States May Be Forced to Achieve Higher Level of Reporting of Their Unfunded Liabilities

Proposals being created by the Governmental Accounting Standards Board will force most US states and towns to increase the level of unfunded liabilities they report on their balance sheets.

(June 23, 2011) — The Governmental Accounting Standards Board (GASB) is set to propose new state pension rules.  

The accounting board for governments is scheduled to propose the changes next month, which will aim to force states and local governments to better account for pension costs of their workforce while the employees are still on the job.

Additionally, under the proposed rules, schemes would be required to record their unfunded obligations over a shortened period averaging up to 15 years, the Wall Street Journal reported.

“We want people to be transparent and disclose exactly what it is they’re doing, and the market will make their judgments based on that,” GASB Chairman Robert H. Attmore said at a Washington conference sponsored by the Pew Center on the States, according to the WSJ. “The economics don’t change,” he said, adding that the change would make it easier for investors to compare public pension plans across states.

Currently, governments are not required to show their unfunded pension obligation as a liability on their balance sheet. However, GASB is proposing to make the amount of governments’ pension shortfalls clearer to investors.

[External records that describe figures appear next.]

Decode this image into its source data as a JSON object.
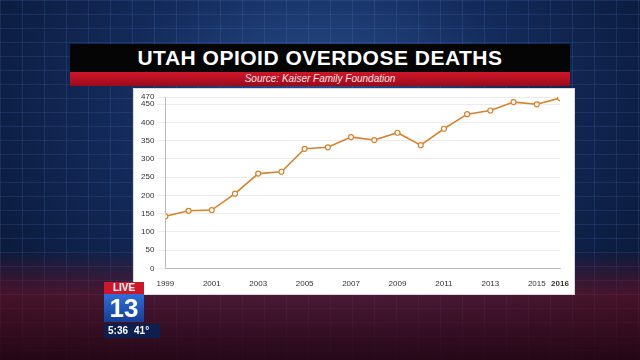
{
  "chart_data": {
    "type": "line",
    "title": "UTAH OPIOID OVERDOSE DEATHS",
    "subtitle": "Source: Kaiser Family Foundation",
    "categories": [
      "1999",
      null,
      "2001",
      null,
      "2003",
      null,
      "2005",
      null,
      "2007",
      null,
      "2009",
      null,
      "2011",
      null,
      "2013",
      null,
      "2015",
      "2016"
    ],
    "values": [
      143,
      158,
      160,
      205,
      260,
      265,
      328,
      332,
      360,
      352,
      372,
      338,
      383,
      423,
      433,
      456,
      450,
      467
    ],
    "color": "#d9822b",
    "marker": "circle",
    "line_style": "solid",
    "ylim": [
      0,
      470
    ],
    "yticks": [
      0,
      50,
      100,
      150,
      200,
      250,
      300,
      350,
      400,
      450,
      470
    ],
    "grid": true,
    "annotations": [
      "LIVE",
      "13",
      "5:36",
      "41°"
    ]
  }
}
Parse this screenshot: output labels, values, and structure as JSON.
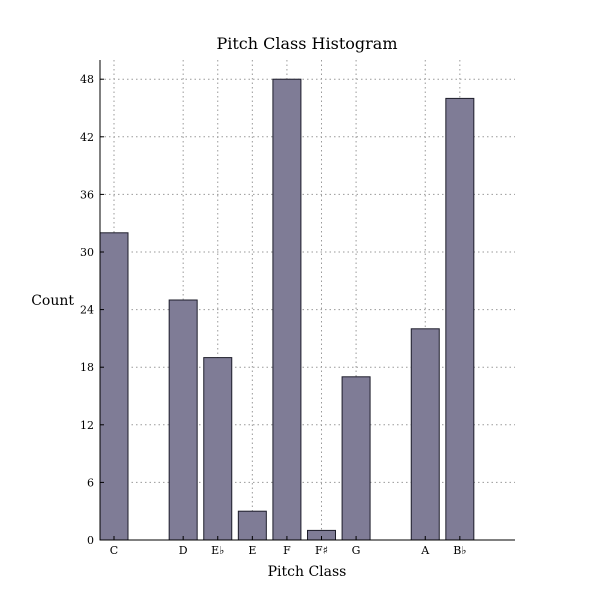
{
  "chart_data": {
    "type": "bar",
    "title": "Pitch Class Histogram",
    "xlabel": "Pitch Class",
    "ylabel": "Count",
    "x": [
      0,
      2,
      3,
      4,
      5,
      6,
      7,
      9,
      10
    ],
    "categories": [
      "C",
      "D",
      "E♭",
      "E",
      "F",
      "F♯",
      "G",
      "A",
      "B♭"
    ],
    "values": [
      32,
      25,
      19,
      3,
      48,
      1,
      17,
      22,
      46
    ],
    "xlim": [
      0,
      12
    ],
    "ylim": [
      0,
      50
    ],
    "yticks": [
      0,
      6,
      12,
      18,
      24,
      30,
      36,
      42,
      48
    ],
    "grid": true,
    "bar_color": "#7f7c96",
    "bar_edge_color": "#1d1d2a"
  }
}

Adding to the move to improve pension accounting, a recently released Congressional Budget Office (CBO) brief suggests that American public pensions should alter the way they calculate plan liabilities, asset values, and funding ratios. According to The Underfunding of State and Local Pension Plans, public pensions should use a fair-value method that incorporates a discount rate used on future cash flows to discern their liabilities to future workers, as opposed to the current GASB guidelines.

“For assets, the fair value is what an investor would be willing to pay for them—that is, the current market value (or an estimate when market values are unavailable); it is not the averaged, or smoothed, market values that are reported under GASB guidelines,” according to the brief. “For pension liabilities, the fair value can be thought of as what a private insurance company operating in a competitive market would charge to assume responsibility for those obligations.”